Pink Taxi empowers women in Pakistan with safe rides

By Muhammad Ahil


A driver with the women-only Pink Taxi company walks past one of its signature vehicles during a ceremony inaugurating the service in Karachi March 8, 2017. [Asif Hassan/AFP]

PESHAWAR -- The Pink Taxi service in Pakistan is empowering women by offering employment opportunities and safe rides to and from work or school.

The all-female taxi service, also known as "Paxi", began operating in Peshawar in January. Women can hail a Pink Taxi by phone or mobile app or by flagging one down in the street.

Tamana Khan, the first Pink Taxi driver from Khyber Pakhtunkhwa, said she feels proud to support her family through a job that men often dominate in Pakistan.

"Women have to face many issues when they go out in our society and earn a living, so this Pink Taxi is an excellent platform for women like me to work with dignity," she told Pakistan Forward on March 18.


A driver for Pink Taxi waits for passengers in Peshawar March 18.[Muhammad Ahil]

"Social taboos and norms are the main hurdles women must overcome to pursue careers in such male-dominated fields," she said. "But as the Pink Taxi customers and drivers are all female, women like me won't have difficulties in coming forward to earn a living."
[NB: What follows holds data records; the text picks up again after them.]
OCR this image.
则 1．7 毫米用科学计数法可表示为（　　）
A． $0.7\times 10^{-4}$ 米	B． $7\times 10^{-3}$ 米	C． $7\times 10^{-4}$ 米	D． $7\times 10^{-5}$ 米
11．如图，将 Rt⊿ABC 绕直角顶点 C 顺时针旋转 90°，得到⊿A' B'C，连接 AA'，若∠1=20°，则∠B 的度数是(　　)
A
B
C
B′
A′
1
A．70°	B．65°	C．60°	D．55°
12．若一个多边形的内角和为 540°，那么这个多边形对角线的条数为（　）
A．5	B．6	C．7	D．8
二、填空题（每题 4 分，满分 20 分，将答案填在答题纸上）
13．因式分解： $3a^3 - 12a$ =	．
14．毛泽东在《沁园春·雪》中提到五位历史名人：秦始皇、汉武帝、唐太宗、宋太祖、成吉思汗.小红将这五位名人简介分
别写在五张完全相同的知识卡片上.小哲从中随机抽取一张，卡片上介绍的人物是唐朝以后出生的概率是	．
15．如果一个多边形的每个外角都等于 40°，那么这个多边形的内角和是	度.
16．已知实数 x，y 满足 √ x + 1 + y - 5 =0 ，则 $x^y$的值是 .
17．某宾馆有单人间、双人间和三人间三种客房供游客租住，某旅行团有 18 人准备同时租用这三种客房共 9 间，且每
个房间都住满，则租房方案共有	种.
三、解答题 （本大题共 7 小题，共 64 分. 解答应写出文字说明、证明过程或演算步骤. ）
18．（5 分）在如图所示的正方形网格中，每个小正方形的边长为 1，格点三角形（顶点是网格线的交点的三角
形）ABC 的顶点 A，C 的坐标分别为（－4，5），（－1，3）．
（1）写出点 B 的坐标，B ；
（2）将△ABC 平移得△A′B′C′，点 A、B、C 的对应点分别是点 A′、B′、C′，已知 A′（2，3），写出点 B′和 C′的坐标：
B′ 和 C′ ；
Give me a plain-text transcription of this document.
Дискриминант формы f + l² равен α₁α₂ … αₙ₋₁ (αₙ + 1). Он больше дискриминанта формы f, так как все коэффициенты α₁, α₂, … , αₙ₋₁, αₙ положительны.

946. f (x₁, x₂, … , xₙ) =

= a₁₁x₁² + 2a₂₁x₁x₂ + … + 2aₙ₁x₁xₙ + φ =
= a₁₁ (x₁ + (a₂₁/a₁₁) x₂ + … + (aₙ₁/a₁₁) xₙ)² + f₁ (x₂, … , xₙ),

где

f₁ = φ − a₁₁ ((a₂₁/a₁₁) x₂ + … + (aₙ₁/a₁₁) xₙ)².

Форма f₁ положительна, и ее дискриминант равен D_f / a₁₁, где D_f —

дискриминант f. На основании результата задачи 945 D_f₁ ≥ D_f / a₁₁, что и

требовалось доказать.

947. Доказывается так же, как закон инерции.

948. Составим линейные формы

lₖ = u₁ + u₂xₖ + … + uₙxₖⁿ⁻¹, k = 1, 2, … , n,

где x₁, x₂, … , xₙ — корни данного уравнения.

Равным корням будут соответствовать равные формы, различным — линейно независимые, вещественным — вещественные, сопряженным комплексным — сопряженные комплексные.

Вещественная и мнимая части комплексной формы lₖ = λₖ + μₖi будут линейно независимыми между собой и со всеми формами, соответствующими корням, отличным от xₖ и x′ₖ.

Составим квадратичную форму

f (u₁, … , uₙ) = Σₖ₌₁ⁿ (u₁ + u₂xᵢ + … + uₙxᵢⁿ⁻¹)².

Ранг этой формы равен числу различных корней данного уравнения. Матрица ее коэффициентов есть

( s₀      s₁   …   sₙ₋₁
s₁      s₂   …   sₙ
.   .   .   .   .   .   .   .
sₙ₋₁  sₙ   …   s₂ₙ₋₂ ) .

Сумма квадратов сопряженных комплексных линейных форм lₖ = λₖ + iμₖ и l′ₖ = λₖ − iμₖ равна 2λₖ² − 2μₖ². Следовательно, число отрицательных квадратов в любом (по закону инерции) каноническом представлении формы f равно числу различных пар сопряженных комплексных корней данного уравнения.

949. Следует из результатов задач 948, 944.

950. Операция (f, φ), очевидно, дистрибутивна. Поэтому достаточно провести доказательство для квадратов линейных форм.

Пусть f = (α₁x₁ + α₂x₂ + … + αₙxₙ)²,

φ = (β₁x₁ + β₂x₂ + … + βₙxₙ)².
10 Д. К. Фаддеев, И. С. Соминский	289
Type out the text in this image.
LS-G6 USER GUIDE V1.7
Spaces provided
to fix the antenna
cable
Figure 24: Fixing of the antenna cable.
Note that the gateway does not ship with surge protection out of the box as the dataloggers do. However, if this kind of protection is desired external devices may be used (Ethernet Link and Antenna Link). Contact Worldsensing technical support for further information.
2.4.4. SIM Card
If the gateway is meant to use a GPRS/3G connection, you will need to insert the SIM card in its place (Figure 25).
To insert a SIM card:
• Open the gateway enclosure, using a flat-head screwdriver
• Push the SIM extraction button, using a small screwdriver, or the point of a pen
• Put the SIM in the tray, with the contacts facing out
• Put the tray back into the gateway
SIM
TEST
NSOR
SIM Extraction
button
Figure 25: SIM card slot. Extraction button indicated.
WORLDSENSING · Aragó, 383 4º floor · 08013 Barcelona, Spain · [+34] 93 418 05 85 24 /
Empowering women to succeed

"We started Pink Taxi in Karachi in last March, and now we have kicked it off in Peshawar," said Fiza Khan, marketing and media manager for Pink Taxi. "Gradually we will extend it to all over the province."

"The aim of the initiative is basically women's empowerment and to provide them jobs so they can support their families," she told Pakistan Forward.

"It not only [provides] employment but is a good platform to help skilled women to excel," she said, adding that she hopes it will enhance "a positive image that Pakistani women are equally capable and talented and can perform in any field".

"Many women in our society are reluctant to travel with male drivers, especially when they are alone, so Pink Taxi can be a great source of relief and comfort for them," Kajal Majeed, a teacher at the Rehana Jamal Mujahida Academy in Peshawar, told Pakistan Forward.

"[Pink Taxi] is not only a source of women's empowerment by encouraging other women [to drive], but will help address problems that woman commuters face as well, especially for ... working women and students," said Afsheen Zaman, a lecturer in art and design at the Shaheed Benazir Bhutto Women University in Peshawar.

Providing safe rides for women

Students and women working in various fields have welcomed the service and ease of riding with Pink Taxi.

The women-only taxi service is "a good initiative", said Nadia Sarwar, a student at the Shaheed Benazir Bhutto Women University in Peshawar.

"The apps for Pink Taxi will be helpful for women to gain access to the taxi in one click," she told Pakistan Forward, adding that it is "fun" and more "comfortable" to ride with a woman driver.

"Pink Taxi ... will give us a sense of security," said Misha Kalsoom, a student of CECOS University of Information Technology and Emerging Sciences in Peshawar.

"It will be safer and easier for woman students to travel with a woman driver than with a male," she told Pakistan Forward.

The women-only taxi service will help "curb harassment [by] male drivers and will eliminate the staring and sarcastic remarks that women often face while travelling with male cab drivers", said Kianat Ishfaq, an employee of a cell phone company in Peshawar.

"The message will be very loud and clear that women in a conservative society like ours are empowered and that they can go beyond stereotypical jobs to compete [in the workforce] with male members of society," she told Pakistan Forward.

"It will surely encourage young women to try their luck as skilled drivers," Zaman told Pakistan Forward.